The Challenge
A UK retail chain with 120 physical stores and a growing e-commerce operation was running its digital infrastructure on co-located bare-metal servers managed by a single in-house sysadmin. The setup had worked at small scale but was now a liability.
Monthly deployment terror. Releases happened once a month during a scheduled maintenance window, typically on a Sunday night. Each deployment involved SSHing into production servers, manually pulling code, running database migrations, and restarting services. Rollbacks were ad-hoc tar backups. Two of the last six deployments had caused partial outages lasting 2–4 hours, directly impacting online sales.
No scaling capability. During Black Friday and Boxing Day sales, the e-commerce site consistently crashed or slowed to a crawl. The bare-metal servers had fixed capacity. There was no auto-scaling, no CDN, and no load balancing beyond a single Nginx reverse proxy. The business estimated it lost over 150,000 GBP in the previous year's peak season due to site performance issues.
Zero observability. When something broke, the team found out from customer complaints or a spike in refund requests. There were no centralised logs, no metrics dashboards, no alerting, and no distributed tracing. Debugging production issues meant manually tailing log files on individual servers.
The Approach
RG INSYS proposed a phased transformation: containerise the existing applications, migrate to AWS with Kubernetes orchestration, automate everything with CI/CD, and build an observability stack that gave the team real-time visibility into system health.
Containerisation first: We dockerised all five services (e-commerce frontend, API backend, inventory sync, payment gateway, admin panel) without rewriting application code. Each service got a Dockerfile, health checks, and environment-based configuration. We validated containers locally and in staging before touching production.
Kubernetes on AWS EKS: We provisioned an EKS cluster using Terraform, with separate node groups for compute-heavy and memory-heavy workloads. Horizontal pod autoscaling ensured the e-commerce frontend could scale from 3 to 30 pods during traffic spikes. RDS replaced the self-managed MySQL instance, and ElastiCache replaced the hand-configured Redis server.

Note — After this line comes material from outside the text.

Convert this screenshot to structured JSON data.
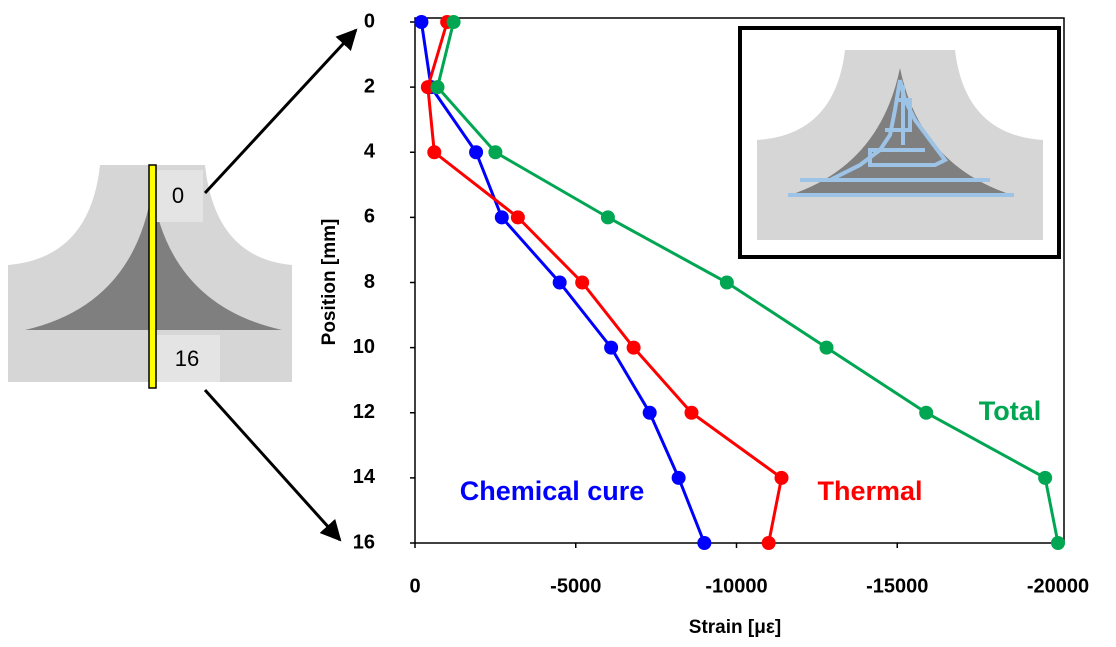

CI/CD with GitHub Actions: Every push to main triggered an automated pipeline: lint, test, build Docker image, push to ECR, deploy to staging. Production deploys required a manual approval gate and used rolling updates with automatic rollback on health check failure. The entire deployment process went from 3 hours of manual work to a 12-minute automated pipeline.
Full observability stack: We deployed Prometheus and Grafana for metrics, Loki for log aggregation, and Jaeger for distributed tracing. Custom dashboards showed real-time request rates, error rates, latency percentiles, and resource utilisation. PagerDuty integration ensured on-call engineers were alerted within 60 seconds of an anomaly.
Timeline: Week by Week
Weeks 1–2: Infrastructure audit and migration planning. Dockerisation of all 5 services. Local and staging validation. Terraform modules for AWS infrastructure.
Weeks 3–4: EKS cluster provisioning with Terraform. RDS and ElastiCache setup. Networking (VPC, subnets, security groups, ALB). Container registry (ECR) configuration.
Weeks 5–6: CI/CD pipeline in GitHub Actions: build, test, stage, and production workflows. Rolling deployment strategy with health checks and automatic rollback. Secret management via AWS Secrets Manager.
Weeks 7–8: Observability stack: Prometheus, Grafana, Loki, Jaeger. Custom dashboards for each service. Alerting rules for error rates, latency thresholds, and resource limits. PagerDuty integration.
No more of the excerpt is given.